Bei unserem Gespräch wollte ich ihn eigentlich fragen, ob er denn als Patissier auch gut kochen könne. Ich habe es nicht getan. Gott sei Dank. Als ich ihm gegenüber das später einmal erwähnt habe, meinte er, wenn ich ihn das gefragt hätte, wäre es nichts geworden mit ihm.
Daß er hervorragend kochen kann, hat er ja recht schnell unter Beweis gestellt …
Das hat er. Er ging mit viel Enthusiasmus an seine Aufgabe heran, hatte viele Ideen, konnte sie auch auf dem Herd und im Backofen umsetzen – und 1987 hat er dann für das ›Le Val d’Or‹ den zweiten ›Michelin‹-Stern erkocht.
Wie kam es denn nun dazu, daß Sie auf der ›Stromburg‹ Einzug hielten?

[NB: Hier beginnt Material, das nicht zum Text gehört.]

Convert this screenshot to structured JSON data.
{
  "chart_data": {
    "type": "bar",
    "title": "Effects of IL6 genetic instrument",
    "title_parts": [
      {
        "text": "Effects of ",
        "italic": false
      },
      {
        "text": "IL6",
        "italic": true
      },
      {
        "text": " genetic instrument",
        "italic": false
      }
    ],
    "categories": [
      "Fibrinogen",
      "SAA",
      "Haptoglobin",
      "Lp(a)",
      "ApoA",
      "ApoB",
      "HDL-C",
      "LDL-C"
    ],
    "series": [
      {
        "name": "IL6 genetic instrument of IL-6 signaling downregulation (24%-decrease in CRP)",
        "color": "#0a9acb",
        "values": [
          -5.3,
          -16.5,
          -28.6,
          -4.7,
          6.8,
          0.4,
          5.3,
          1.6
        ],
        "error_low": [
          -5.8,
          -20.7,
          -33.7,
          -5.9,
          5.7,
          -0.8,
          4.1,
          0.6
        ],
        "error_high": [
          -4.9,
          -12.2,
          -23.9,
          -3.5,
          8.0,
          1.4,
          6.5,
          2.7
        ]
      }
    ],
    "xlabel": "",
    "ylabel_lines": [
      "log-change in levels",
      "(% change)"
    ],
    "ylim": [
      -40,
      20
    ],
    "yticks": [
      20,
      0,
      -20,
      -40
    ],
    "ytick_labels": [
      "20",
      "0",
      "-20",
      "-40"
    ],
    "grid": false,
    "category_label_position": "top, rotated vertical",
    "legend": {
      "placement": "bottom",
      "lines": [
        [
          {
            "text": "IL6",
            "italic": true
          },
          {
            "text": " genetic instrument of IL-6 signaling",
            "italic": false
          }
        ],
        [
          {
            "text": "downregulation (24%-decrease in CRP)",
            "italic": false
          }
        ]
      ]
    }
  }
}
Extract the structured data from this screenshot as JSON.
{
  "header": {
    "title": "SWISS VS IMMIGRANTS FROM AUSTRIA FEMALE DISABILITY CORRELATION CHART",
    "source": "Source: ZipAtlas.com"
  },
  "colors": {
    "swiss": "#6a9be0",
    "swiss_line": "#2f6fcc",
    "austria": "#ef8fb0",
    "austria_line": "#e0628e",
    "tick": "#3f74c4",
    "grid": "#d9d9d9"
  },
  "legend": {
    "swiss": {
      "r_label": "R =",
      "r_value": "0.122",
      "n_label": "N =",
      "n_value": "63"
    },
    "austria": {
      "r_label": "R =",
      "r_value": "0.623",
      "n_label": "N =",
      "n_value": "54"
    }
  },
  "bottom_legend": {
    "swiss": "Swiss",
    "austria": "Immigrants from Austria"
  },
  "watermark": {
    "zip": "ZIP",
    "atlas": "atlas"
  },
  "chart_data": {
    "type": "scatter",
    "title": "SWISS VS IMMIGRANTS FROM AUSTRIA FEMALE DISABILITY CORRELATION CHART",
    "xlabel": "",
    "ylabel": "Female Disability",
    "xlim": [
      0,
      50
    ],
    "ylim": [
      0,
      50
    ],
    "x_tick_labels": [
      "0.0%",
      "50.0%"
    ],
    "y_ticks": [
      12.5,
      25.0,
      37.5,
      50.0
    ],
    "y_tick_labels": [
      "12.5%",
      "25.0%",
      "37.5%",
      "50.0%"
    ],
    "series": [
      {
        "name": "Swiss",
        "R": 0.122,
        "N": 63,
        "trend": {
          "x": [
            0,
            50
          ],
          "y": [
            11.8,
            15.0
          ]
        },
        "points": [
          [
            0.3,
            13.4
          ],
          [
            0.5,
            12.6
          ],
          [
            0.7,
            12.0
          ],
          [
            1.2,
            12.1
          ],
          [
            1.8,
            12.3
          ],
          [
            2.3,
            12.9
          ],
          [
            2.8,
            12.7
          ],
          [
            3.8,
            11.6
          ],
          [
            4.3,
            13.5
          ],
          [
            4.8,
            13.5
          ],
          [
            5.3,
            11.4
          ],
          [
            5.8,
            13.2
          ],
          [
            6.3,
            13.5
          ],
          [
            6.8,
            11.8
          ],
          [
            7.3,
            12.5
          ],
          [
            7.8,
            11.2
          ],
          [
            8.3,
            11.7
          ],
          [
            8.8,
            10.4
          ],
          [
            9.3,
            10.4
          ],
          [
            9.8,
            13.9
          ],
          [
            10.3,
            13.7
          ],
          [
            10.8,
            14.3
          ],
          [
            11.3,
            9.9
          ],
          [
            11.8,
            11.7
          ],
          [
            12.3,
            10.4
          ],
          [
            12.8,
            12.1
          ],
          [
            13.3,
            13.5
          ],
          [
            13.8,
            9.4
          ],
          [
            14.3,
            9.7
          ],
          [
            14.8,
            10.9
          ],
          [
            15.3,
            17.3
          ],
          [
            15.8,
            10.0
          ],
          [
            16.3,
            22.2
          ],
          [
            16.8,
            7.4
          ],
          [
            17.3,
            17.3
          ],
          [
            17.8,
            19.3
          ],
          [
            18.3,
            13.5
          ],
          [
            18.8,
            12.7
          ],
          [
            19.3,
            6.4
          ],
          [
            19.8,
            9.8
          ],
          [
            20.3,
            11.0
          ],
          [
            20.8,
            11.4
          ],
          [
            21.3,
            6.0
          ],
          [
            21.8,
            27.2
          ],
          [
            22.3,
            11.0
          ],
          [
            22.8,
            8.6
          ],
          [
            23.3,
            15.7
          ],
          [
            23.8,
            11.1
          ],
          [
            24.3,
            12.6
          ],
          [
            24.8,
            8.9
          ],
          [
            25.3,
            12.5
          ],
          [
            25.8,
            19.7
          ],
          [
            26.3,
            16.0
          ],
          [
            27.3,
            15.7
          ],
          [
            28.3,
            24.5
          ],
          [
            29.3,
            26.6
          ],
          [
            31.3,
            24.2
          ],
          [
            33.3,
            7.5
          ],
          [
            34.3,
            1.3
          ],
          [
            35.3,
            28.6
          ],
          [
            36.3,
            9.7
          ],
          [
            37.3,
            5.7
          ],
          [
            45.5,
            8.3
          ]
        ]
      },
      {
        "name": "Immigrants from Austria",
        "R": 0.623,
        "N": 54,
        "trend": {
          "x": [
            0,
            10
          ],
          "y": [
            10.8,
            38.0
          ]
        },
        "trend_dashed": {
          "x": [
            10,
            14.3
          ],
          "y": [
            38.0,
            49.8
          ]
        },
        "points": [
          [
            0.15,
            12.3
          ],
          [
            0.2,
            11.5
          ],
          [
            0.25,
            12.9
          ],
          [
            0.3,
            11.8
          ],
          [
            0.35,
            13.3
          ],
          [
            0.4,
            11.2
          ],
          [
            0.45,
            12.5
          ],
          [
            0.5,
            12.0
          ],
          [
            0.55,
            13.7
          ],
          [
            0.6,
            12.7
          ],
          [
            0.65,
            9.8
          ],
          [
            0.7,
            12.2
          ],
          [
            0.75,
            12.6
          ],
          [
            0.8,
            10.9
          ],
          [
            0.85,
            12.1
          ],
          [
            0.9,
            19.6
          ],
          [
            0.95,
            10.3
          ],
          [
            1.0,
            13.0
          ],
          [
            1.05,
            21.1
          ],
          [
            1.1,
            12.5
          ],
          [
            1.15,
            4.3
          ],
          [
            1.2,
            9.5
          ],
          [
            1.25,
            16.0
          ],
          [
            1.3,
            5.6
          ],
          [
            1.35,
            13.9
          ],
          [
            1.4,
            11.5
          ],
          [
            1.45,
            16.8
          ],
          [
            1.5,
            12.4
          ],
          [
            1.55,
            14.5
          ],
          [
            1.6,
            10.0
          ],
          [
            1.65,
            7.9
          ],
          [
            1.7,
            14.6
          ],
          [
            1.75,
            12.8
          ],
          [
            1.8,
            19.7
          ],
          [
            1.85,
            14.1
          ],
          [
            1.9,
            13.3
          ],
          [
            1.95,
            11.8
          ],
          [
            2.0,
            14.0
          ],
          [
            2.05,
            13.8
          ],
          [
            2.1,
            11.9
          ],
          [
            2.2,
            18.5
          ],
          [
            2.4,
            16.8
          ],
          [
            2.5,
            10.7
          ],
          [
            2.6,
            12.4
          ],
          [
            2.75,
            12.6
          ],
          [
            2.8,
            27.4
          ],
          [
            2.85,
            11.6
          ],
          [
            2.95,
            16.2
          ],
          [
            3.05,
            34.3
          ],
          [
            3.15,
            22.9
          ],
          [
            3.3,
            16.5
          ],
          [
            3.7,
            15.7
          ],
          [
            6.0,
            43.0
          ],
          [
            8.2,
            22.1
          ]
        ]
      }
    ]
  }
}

Zunächst muß ich noch erwähnen, daß Johann ein Jahr später, 1988, das ›Le Val d’Or‹ übernommen hat. Er wollte sein eigener Herr sein – was ich gut verstehen konnte. An Heirat dachten wir beide da noch lange nicht. Irgendwann hat es dann gefunkt, und 1990 haben wir schließlich geheiratet. Bald stieß dann das ›Le Val d’Or‹ an seine Kapazitätsgrenzen. Das hing nicht zuletzt damit zusammen, daß Johann seine ersten Kochsendungen im Fernsehen hatte, wodurch wir mehr und mehr Zulauf hatten. Also hielten wir Ausschau nach einem anderen Standort. In einer dörflichen Umgebung kennt ja jeder jeden, und eines Tages kam ein befreundeter Gast auf uns zu: »Hört mal, da oben, auf der ›Stromburg‹, will der Pächter nicht mehr. Das wäre doch was für euch …«
Wir brauchten nicht lange zu überlegen, denn die ›Stromburg‹ bot sich nicht nur an, um dort ein Restaurant zu führen, sondern auch, um ein kleines Hotel zu eröffnen. Als wir jedoch kurze Zeit später hinaufgefahren sind, meinte Johann auf einmal: »Ich weiß nicht so recht. Vielleicht sollten wir zunächst einmal nur das mit dem Restaurant angehen …« Das konnte ich nun gar nicht verstehen: »Wir hatten das so besprochen. Wenn du Zweifel hast, dann sollten wir sofort umdrehen. Entweder ganz oder gar nicht!«
Ein besseres Schlußwort kann ich mir nicht vorstellen. – Frau Lafer, ich danke Ihnen für das Gespräch.